Mo Yan, 57, whose pen name translates to "don't speak" in Chinese, (his real name is Guan Moye) is the son of a coal miner and grew up in a poor family in Gaomi township in Shandong, a locale he draws on for material in many of his novels.
He is the second Chinese author to win the prize since Gao Xingjian, who took French citizenship several years before, won in 2000.
Mo Yan left school at age 10 in order to work, and after the cultural revolution ended in 1976 he became a writer for the People's Liberation Army, finally leaving in 1997, said Howard Goldblatt, who has translated many of his books into English.

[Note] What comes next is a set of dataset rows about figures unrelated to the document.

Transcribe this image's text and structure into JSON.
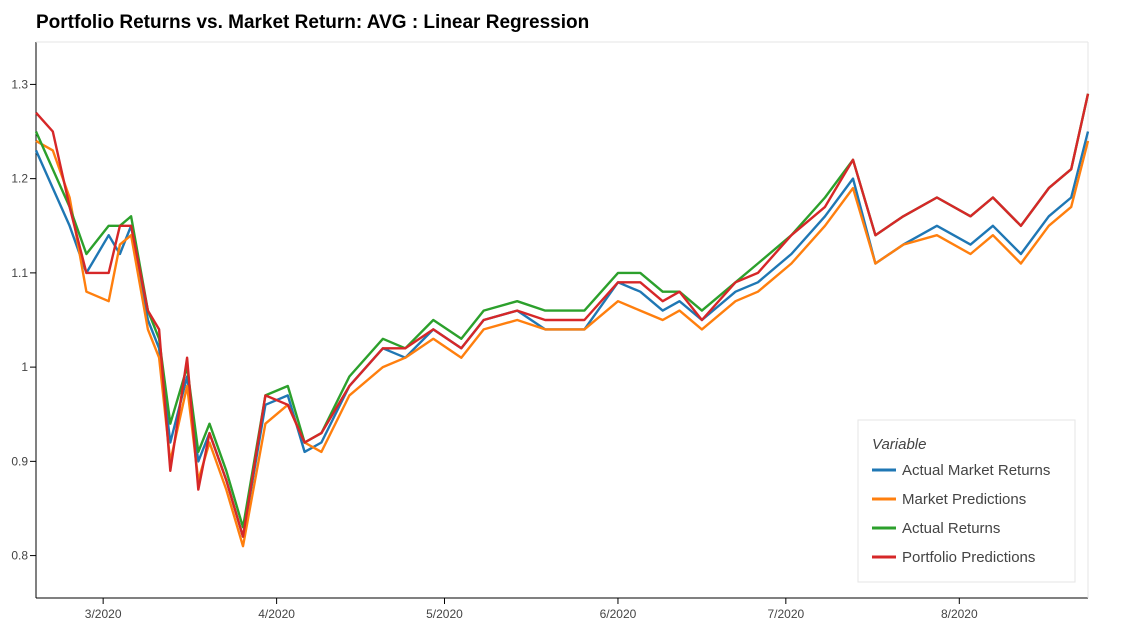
{
  "chart_data": {
    "type": "line",
    "title": "Portfolio Returns vs. Market Return: AVG : Linear Regression",
    "xlabel": "",
    "ylabel": "",
    "x_range": [
      "2020-02-18",
      "2020-08-24"
    ],
    "ylim": [
      0.755,
      1.345
    ],
    "y_ticks": [
      0.8,
      0.9,
      1,
      1.1,
      1.2,
      1.3
    ],
    "y_tick_labels": [
      "0.8",
      "0.9",
      "1",
      "1.1",
      "1.2",
      "1.3"
    ],
    "x_ticks": [
      "2020-03-01",
      "2020-04-01",
      "2020-05-01",
      "2020-06-01",
      "2020-07-01",
      "2020-08-01"
    ],
    "x_tick_labels": [
      "3/2020",
      "4/2020",
      "5/2020",
      "6/2020",
      "7/2020",
      "8/2020"
    ],
    "grid": false,
    "legend": {
      "title": "Variable",
      "placement": "bottom-right"
    },
    "x": [
      "2020-02-18",
      "2020-02-21",
      "2020-02-24",
      "2020-02-27",
      "2020-03-02",
      "2020-03-04",
      "2020-03-06",
      "2020-03-09",
      "2020-03-11",
      "2020-03-13",
      "2020-03-16",
      "2020-03-18",
      "2020-03-20",
      "2020-03-23",
      "2020-03-26",
      "2020-03-30",
      "2020-04-03",
      "2020-04-06",
      "2020-04-09",
      "2020-04-14",
      "2020-04-20",
      "2020-04-24",
      "2020-04-29",
      "2020-05-04",
      "2020-05-08",
      "2020-05-14",
      "2020-05-19",
      "2020-05-26",
      "2020-06-01",
      "2020-06-05",
      "2020-06-09",
      "2020-06-12",
      "2020-06-16",
      "2020-06-22",
      "2020-06-26",
      "2020-07-02",
      "2020-07-08",
      "2020-07-13",
      "2020-07-17",
      "2020-07-22",
      "2020-07-28",
      "2020-08-03",
      "2020-08-07",
      "2020-08-12",
      "2020-08-17",
      "2020-08-21",
      "2020-08-24"
    ],
    "series": [
      {
        "name": "Actual Market Returns",
        "color": "#1f77b4",
        "values": [
          1.23,
          1.19,
          1.15,
          1.1,
          1.14,
          1.12,
          1.15,
          1.05,
          1.02,
          0.92,
          0.99,
          0.9,
          0.93,
          0.88,
          0.82,
          0.96,
          0.97,
          0.91,
          0.92,
          0.98,
          1.02,
          1.01,
          1.04,
          1.02,
          1.05,
          1.06,
          1.04,
          1.04,
          1.09,
          1.08,
          1.06,
          1.07,
          1.05,
          1.08,
          1.09,
          1.12,
          1.16,
          1.2,
          1.11,
          1.13,
          1.15,
          1.13,
          1.15,
          1.12,
          1.16,
          1.18,
          1.25
        ]
      },
      {
        "name": "Market Predictions",
        "color": "#ff7f0e",
        "values": [
          1.24,
          1.23,
          1.18,
          1.08,
          1.07,
          1.13,
          1.14,
          1.04,
          1.01,
          0.9,
          0.98,
          0.88,
          0.92,
          0.87,
          0.81,
          0.94,
          0.96,
          0.92,
          0.91,
          0.97,
          1.0,
          1.01,
          1.03,
          1.01,
          1.04,
          1.05,
          1.04,
          1.04,
          1.07,
          1.06,
          1.05,
          1.06,
          1.04,
          1.07,
          1.08,
          1.11,
          1.15,
          1.19,
          1.11,
          1.13,
          1.14,
          1.12,
          1.14,
          1.11,
          1.15,
          1.17,
          1.24
        ]
      },
      {
        "name": "Actual Returns",
        "color": "#2ca02c",
        "values": [
          1.25,
          1.21,
          1.17,
          1.12,
          1.15,
          1.15,
          1.16,
          1.06,
          1.03,
          0.94,
          1.0,
          0.91,
          0.94,
          0.89,
          0.83,
          0.97,
          0.98,
          0.92,
          0.93,
          0.99,
          1.03,
          1.02,
          1.05,
          1.03,
          1.06,
          1.07,
          1.06,
          1.06,
          1.1,
          1.1,
          1.08,
          1.08,
          1.06,
          1.09,
          1.11,
          1.14,
          1.18,
          1.22,
          1.14,
          1.16,
          1.18,
          1.16,
          1.18,
          1.15,
          1.19,
          1.21,
          1.29
        ]
      },
      {
        "name": "Portfolio Predictions",
        "color": "#d62728",
        "values": [
          1.27,
          1.25,
          1.17,
          1.1,
          1.1,
          1.15,
          1.15,
          1.06,
          1.04,
          0.89,
          1.01,
          0.87,
          0.93,
          0.88,
          0.82,
          0.97,
          0.96,
          0.92,
          0.93,
          0.98,
          1.02,
          1.02,
          1.04,
          1.02,
          1.05,
          1.06,
          1.05,
          1.05,
          1.09,
          1.09,
          1.07,
          1.08,
          1.05,
          1.09,
          1.1,
          1.14,
          1.17,
          1.22,
          1.14,
          1.16,
          1.18,
          1.16,
          1.18,
          1.15,
          1.19,
          1.21,
          1.29
        ]
      }
    ]
  }
}
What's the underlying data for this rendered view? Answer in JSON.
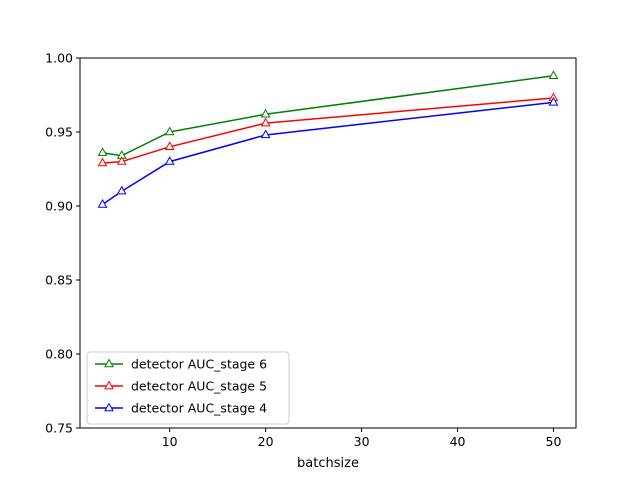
{
  "chart_data": {
    "type": "line",
    "title": "",
    "xlabel": "batchsize",
    "ylabel": "",
    "xlim": [
      0.65,
      52.35
    ],
    "ylim": [
      0.75,
      1.0
    ],
    "xticks": [
      10,
      20,
      30,
      40,
      50
    ],
    "xtick_labels": [
      "10",
      "20",
      "30",
      "40",
      "50"
    ],
    "yticks": [
      0.75,
      0.8,
      0.85,
      0.9,
      0.95,
      1.0
    ],
    "ytick_labels": [
      "0.75",
      "0.80",
      "0.85",
      "0.90",
      "0.95",
      "1.00"
    ],
    "grid": false,
    "legend_position": "lower-left",
    "marker": "hollow-triangle",
    "x": [
      3,
      5,
      10,
      20,
      50
    ],
    "series": [
      {
        "name": "detector AUC_stage 6",
        "color": "#008000",
        "values": [
          0.936,
          0.934,
          0.95,
          0.962,
          0.988
        ]
      },
      {
        "name": "detector AUC_stage 5",
        "color": "#ff0000",
        "values": [
          0.929,
          0.93,
          0.94,
          0.956,
          0.973
        ]
      },
      {
        "name": "detector AUC_stage 4",
        "color": "#0000ff",
        "values": [
          0.901,
          0.91,
          0.93,
          0.948,
          0.97
        ]
      }
    ]
  }
}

Goldblatt describes him as "voracious reader and autodidact," and a "born story teller." He says Mo Yan's work would appeal to fans of both Francois Rabelais and Edgar Allen Poe.
Last year's Nobel literature prize went to Tomas Transtromer, a Swedish poet and translator known for his depiction of nature and his economy of form.
Winners in the last decade have included Romanian-born novelist Herta Mueller in 2009 and Turkish author Orhan Pamuk in 2006.
The 8 million-krona ($1.2 million) Nobel literature prize was created in the will of Alfred Nobel and first awarded in 1901. Nobel, a Swede who invented dynamite, also set up awards for achievements in medicine, physics, chemistry and peace.